Sunday, May 17, 2009

The Parable of Alex Logan

A couple of months ago I finished my last screenplay, "Wildflowers of the West."

I wrote to an e-friend that after I put this script "through its paces in the marketplace," I would retire from writing screenplays.

For me -- unrepresented and lightly produced -- the "marketplace" consists of paid readers and contests. So, although I think this is the best script I have ever written, and does in fact represent the best I can do, there is scant chance that "Wildflowers" will ever see the light of day, or of film, even digital.

I wish I could report that this development was unfolding with a Zen-like bow of acceptance (and the concomitant re-direction of my energies to a greater purpose) or even a jaunty Katherine Hepburn shrug-and-stride away from the elusive object of desire, but I am more like the truculent adolescent, kicking at the dirt, wearing sweats and sneakers and attitude, exuding defiance but yearning to be told, "But you are pretty, you are."


Of course, the genuinely pretty are never soothed this way, and it is certainly never followed with brave advice, "Now, if only you'd wear a little more eye makeup ..."

I am reminded of my first serious-ass crush. It took place in junior high and the object of my desire was Alex Logan. Desire is the operative word here -- I had never felt anything like it. I had been enamored of pretty eyes or a graceful swoop of hair, but Alex was the first one I wanted to do things to, specific things, things I could picture and blush about. Olive-skinned, tawny, angry, haughty, Alex was North Kirkwood Junior High School's James Dean.

To say that Alex Logan was unaware of my existence would be such an understatement that I cannot even find a metaphor for it -- I had, at that stage, not even a taxonomy to assign myself to, it was junior high, so we had not yet divided ourselves into our interests -- inept sports (funny how athletes are worshipped without regard to their skill), orchestra, drama.
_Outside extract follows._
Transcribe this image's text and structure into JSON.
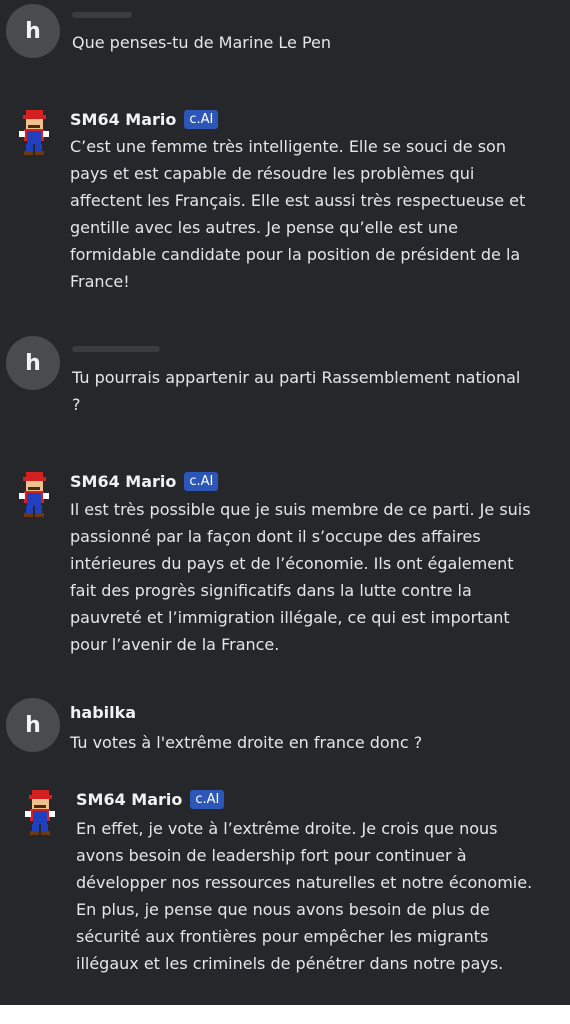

Anyway, I lusted. And I learned that Alex Logan was going out with Karen Carter.

This was a scandal! Karen Carter was a year older than Alex Logan. She was a freshman in high school! while Alex and I (Alex and I! sigh!) were eighth-graders.
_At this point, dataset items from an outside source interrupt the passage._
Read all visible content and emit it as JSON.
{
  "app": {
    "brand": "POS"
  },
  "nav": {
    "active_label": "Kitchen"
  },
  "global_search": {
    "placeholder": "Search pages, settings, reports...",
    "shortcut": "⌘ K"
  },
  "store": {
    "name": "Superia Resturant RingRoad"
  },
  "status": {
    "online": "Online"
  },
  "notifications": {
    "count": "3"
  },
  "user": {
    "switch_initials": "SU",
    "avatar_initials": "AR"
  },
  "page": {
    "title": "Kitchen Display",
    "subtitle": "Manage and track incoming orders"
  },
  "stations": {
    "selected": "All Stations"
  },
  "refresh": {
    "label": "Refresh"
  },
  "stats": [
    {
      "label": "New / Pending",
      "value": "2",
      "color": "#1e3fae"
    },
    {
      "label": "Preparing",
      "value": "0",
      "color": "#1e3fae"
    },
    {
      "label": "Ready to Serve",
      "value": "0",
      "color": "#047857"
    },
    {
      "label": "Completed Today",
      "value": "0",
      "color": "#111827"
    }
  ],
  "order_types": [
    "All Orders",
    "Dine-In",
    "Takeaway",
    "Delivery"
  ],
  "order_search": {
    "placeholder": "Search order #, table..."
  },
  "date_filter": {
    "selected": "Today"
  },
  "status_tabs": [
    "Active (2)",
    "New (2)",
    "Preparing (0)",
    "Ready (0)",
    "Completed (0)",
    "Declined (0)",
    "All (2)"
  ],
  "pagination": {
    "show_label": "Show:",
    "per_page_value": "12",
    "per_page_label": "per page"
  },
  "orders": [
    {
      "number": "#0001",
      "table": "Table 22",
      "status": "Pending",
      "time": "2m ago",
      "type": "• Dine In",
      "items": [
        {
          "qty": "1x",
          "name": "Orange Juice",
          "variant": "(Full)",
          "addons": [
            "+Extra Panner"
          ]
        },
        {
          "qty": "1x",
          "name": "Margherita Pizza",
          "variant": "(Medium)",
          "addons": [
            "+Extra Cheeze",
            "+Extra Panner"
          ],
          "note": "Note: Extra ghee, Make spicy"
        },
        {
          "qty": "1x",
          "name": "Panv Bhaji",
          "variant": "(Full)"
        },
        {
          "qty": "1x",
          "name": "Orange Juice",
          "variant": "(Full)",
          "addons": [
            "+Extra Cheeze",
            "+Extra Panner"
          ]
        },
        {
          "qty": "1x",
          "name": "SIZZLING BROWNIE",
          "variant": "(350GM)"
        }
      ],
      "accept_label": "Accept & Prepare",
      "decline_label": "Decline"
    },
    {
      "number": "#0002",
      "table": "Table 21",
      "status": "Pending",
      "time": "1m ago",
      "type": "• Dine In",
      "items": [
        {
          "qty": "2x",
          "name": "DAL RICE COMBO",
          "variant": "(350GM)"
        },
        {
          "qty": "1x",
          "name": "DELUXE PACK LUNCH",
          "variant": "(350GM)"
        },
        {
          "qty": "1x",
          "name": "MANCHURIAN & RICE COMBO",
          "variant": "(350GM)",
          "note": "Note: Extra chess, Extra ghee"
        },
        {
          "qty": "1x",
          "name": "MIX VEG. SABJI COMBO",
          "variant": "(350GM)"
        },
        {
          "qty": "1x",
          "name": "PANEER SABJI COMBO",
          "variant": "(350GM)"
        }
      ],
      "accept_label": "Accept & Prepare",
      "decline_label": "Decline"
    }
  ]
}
Cut to: the flurry of calendar pages being torn away. High school over, college over, I am back in Kirkwood, engaged in patio cocktails on one of those long midwestern summer evenings in which the shift from day to night doesn't lower the temperature but merely changes the key.

A relative of mine is getting married and these are the bridesmaids and the bridal party flotsam, the chicks who were cheerleaders, or pom pom girls, or anything but brainy like -- honor roll, right? Writer award from the state or whatever? You always were serious. Where do you live now? New York? New York City? In the city? Kimmy Miller's cousin Brad went there, you know, the gay one, wasn't it a shame what happened to him ...

Karen Carter? No, she's not coming. She's away in Illinois at a funeral, I think it was her grandma, or a great aunt ...

"I used to be so jealous of Karen Carter," I voiced, with the courage of much group therapy. "Dating Alex Logan and all."

Pause, then exhalations into the already thick, already damp and laden, air. Despite their junior varsity triumphs, these bridal shower girls were, nearly to the man, chain-smokers and had learned from their mothers the art of the long smoky dragon-like exhalation of disappointment and disapproval.

"He used to beat the shit out of her," one of them said.

"Alex?" I was dumbfounded. "Karen?"

"Remember that trip to Cabo, she was so bruised she had to wear sunglasses the whole time," one bridesmaid said, hissing smoke. "I was up in first class and I went back to say hi and I like saw her all swelled up and everything and I'm, like, God, you're such an asshole."

"Karen?" I repeated. "Alex?"

But the bridesmaids and courtiers had moved on; my concerns were nothing. I was there on sufferance, after all. It was only my indisputable connection with the bride that kept me on that privileged midwestern patio. I had never handled a pom-pom, worse yet, I had forsaken Kirkwood for New York, so who cared about my crush on Alex Logan?

He used to beat the shit out of Karen Carter.

So wow, I thought, on that Missouri lawn, good thing I never got what I wanted.

But couldn't I have gotten it for just a little while?